Apache Flink commits by hour of day in 2017

Meetups

Apache Flink Meetup membership grew by 20% this year to a total of 19,767 members at 39 meetups listing Flink as a topic. With meetups on five continents, the Flink community is proud to be truly global.

Apache Flink Meetups in 2017

Flink Forward 2017

2017 was the first year we ran a Flink Forward conference in both Berlin (September 11-13) and San Francisco (April 10-11), and over 350 members of our community attended each event for speaker sessions, training, and discussion about Flink.

Slides and videos are available for all speaker sessions, and if you’re interested in learning more about how organizations use Flink in production, we encourage you to browse and watch a couple.

For 2018, Flink Forward will be back in September in Berlin, and in April in San Francisco.

Logos of companies represented at Flink Forward events in 2017

Features and Ecosystem

Flink Ecosystem Growth

Flink was added to a selection of distributions and integrations during 2017, making it easier for a wider user base to get started with Flink:

Official Docker image
Official DC/OS and Mesos support
A Flink connector for Pravega, Dell/EMC’s streaming storage system.
Uber announced AthenaX, a streaming SQL platform powered by Apache Flink.
dataArtisans announced an early access program of a product that includes open source Apache Flink, dA Platform.

Feature Timeline in 2017

Just in time for the end of the year, our 1.4 release read the full release announcement landed in mid-December culminating 5 months of work and the resolution of more than 900 issues. This is the fifth major release in the 1.x.y series.

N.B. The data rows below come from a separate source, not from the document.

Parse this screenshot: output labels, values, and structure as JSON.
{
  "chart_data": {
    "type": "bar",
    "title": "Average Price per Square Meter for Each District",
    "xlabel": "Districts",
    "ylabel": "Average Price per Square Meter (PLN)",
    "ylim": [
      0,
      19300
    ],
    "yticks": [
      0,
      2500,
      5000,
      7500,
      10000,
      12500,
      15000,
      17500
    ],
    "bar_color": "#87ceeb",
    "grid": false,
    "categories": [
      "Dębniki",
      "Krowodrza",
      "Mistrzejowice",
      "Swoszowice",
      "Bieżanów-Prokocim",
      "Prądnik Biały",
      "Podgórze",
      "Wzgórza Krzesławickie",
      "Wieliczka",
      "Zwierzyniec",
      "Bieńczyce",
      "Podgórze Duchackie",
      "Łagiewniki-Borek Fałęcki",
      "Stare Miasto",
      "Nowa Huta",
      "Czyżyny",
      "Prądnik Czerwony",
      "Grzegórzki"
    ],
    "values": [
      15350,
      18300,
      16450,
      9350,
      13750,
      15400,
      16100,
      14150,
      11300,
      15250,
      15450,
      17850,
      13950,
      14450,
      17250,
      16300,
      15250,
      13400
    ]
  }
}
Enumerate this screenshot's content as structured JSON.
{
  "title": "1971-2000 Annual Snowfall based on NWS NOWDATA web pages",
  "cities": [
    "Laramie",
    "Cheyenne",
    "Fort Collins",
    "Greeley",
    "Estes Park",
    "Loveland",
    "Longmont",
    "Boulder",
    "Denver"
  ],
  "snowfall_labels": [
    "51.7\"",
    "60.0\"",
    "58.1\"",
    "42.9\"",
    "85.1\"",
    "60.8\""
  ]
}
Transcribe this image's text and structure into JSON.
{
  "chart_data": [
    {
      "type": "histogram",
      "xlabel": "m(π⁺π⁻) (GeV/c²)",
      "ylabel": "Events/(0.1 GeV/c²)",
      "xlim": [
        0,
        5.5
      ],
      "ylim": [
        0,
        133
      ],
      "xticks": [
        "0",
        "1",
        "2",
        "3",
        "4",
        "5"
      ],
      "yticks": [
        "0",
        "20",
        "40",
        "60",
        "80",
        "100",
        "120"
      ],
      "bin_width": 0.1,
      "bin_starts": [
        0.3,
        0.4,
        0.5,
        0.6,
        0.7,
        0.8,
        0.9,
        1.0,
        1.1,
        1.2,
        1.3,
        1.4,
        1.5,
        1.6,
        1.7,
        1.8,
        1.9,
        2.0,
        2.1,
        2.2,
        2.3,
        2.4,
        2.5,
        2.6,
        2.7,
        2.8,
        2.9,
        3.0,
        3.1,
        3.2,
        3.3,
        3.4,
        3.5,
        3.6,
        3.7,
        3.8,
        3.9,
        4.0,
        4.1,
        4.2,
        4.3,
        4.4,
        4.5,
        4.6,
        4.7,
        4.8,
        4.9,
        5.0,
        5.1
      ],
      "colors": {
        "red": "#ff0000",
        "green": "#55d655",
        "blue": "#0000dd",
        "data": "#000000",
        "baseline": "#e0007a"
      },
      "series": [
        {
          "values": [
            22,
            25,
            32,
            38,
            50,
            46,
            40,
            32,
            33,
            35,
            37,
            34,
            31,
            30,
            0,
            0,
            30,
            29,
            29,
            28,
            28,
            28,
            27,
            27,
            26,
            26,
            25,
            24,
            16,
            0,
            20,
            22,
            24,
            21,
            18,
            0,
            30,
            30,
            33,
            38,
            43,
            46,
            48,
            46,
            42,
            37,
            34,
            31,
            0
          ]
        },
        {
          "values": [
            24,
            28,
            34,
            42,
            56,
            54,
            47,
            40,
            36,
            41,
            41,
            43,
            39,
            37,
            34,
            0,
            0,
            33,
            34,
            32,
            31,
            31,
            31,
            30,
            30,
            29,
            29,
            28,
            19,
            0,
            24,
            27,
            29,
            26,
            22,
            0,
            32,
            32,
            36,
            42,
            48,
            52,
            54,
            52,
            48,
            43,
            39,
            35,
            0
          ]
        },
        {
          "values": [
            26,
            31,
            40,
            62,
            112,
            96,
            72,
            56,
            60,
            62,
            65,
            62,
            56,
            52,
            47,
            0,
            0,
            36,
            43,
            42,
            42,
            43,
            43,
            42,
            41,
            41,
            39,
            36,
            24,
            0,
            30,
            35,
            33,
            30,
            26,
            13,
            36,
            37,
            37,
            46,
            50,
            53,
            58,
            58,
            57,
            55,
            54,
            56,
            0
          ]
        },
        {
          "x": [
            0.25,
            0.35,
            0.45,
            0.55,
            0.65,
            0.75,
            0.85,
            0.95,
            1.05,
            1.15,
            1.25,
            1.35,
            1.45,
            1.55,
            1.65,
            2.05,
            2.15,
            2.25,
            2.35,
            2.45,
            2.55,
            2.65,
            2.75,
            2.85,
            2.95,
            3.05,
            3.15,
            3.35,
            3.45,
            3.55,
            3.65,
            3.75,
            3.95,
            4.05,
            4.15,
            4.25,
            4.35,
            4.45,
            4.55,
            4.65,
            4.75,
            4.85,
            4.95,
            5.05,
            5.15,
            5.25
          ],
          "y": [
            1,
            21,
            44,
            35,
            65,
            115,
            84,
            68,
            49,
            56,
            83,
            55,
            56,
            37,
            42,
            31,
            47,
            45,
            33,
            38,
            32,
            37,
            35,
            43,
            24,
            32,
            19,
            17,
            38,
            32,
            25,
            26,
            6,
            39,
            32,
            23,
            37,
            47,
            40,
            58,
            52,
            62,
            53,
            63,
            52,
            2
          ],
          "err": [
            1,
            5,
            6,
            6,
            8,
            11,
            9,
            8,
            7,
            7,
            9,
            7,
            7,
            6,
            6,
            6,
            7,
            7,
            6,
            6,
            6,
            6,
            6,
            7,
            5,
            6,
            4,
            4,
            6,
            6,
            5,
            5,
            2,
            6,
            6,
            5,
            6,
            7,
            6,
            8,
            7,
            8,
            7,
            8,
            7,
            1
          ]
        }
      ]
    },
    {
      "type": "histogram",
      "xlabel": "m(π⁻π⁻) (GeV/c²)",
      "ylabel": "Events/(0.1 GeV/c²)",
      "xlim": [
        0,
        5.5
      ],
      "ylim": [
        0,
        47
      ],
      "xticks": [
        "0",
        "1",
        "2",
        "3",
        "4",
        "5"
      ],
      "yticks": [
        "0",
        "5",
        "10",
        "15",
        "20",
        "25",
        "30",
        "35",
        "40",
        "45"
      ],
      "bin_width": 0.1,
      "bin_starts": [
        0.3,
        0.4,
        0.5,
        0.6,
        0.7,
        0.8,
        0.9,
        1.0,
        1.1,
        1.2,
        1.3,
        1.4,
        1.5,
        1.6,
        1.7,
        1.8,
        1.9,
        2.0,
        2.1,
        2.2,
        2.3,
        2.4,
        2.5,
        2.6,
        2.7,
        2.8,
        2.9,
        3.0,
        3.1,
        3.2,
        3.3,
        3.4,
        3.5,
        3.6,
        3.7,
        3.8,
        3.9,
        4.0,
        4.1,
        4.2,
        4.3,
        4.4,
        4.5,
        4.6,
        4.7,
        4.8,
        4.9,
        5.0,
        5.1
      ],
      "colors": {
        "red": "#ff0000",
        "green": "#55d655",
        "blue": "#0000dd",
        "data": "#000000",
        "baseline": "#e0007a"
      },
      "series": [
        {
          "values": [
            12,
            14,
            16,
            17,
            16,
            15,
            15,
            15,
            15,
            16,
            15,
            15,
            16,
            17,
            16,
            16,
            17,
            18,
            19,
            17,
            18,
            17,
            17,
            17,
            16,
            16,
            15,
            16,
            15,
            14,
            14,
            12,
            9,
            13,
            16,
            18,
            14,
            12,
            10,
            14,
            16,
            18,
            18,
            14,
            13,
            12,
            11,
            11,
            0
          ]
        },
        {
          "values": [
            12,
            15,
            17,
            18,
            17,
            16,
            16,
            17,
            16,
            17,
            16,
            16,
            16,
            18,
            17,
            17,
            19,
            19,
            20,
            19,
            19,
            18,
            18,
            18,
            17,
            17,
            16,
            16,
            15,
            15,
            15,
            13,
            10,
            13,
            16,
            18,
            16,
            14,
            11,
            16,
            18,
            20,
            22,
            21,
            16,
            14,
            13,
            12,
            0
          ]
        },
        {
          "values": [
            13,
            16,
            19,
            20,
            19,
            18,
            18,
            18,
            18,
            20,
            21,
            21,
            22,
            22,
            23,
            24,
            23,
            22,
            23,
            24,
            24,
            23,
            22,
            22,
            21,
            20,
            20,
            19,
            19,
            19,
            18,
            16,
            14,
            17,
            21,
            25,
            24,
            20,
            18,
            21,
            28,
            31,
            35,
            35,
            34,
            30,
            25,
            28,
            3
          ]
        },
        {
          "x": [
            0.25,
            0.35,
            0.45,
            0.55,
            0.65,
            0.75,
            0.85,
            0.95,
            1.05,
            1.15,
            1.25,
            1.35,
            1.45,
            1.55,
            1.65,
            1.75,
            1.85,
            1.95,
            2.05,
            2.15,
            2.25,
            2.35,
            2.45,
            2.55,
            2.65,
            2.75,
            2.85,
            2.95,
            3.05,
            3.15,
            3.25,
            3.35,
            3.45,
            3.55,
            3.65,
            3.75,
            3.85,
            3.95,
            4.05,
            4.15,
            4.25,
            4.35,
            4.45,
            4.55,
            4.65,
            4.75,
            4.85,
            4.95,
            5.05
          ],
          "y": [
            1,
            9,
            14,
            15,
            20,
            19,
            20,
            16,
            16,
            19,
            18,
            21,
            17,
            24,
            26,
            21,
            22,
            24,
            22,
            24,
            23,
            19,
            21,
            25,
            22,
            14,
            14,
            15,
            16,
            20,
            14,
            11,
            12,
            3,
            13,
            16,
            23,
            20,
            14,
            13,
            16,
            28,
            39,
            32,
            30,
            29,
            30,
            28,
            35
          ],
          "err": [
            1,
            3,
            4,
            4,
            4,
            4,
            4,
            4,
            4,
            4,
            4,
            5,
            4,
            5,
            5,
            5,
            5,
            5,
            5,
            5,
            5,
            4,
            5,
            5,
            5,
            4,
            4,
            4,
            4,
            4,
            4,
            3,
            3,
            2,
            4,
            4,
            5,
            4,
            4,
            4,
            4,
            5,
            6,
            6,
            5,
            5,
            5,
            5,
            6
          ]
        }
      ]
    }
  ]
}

Here’s a selection of major features added to Flink over the course of 2017:

A few of the features in Apache Flink releases in 2017

If you take a look at the resolved issues and enhancements for 2017 on Jira you can see that the community resolved over 1,831 issues and feature additions.

Regarding roadmap commitments from 2016, there is mixed news, with some items a part of current releases, others scheduled for upcoming releases and some that remain under discussion.

Looking ahead to 2018

A good source of information about the Flink community’s roadmap is the list of Flink Improvement Proposals (FLIPs) in the project wiki. Below, we’ll highlight a selection of FLIPs accepted by the community as well as some that are still under discussion.

Work is already underway on a number of these features, and some will be included in Flink 1.5 at the beginning of 2018.

Improved BLOB storage architecture, as described in FLIP-19 to consolidate API usage and improve concurrency.
Integration of SQL and CEP, as described in FLIP-20 to allow developers to create complex event processing (CEP) patterns using SQL statements.
Unified checkpoints and savepoints, as described in FLIP-10, to allow savepoints to be triggered automatically–important for program updates for the sake of error handling because savepoints allow the user to modify both the job and Flink version whereas checkpoints can only be recovered with the same job.
An improved Flink deployment and process model, as described in FLIP-6, to allow for better integration with Flink and cluster managers and deployment technologies such as Mesos, Docker, and Kubernetes.
Fine-grained recovery from task failures, as described in FLIP-1 to improve recovery efficiency and only re-execute failed tasks, reducing the amount of state that Flink needs to transfer on recovery.
An SQL Client, as described in FLIP-24 to add a service and a client to execute SQL queries against batch and streaming tables.
Serving of machine learning models, as described in FLIP-23 to add a library that allows users to apply offline-trained machine learning models to data streams.

If you’re interested in getting involved with Flink, we encourage you to take a look at the FLIPs and to join the discussion via the Flink mailing lists.

Lastly, we’d like to extend a sincere thank you to all the Flink community for making 2017 a great year!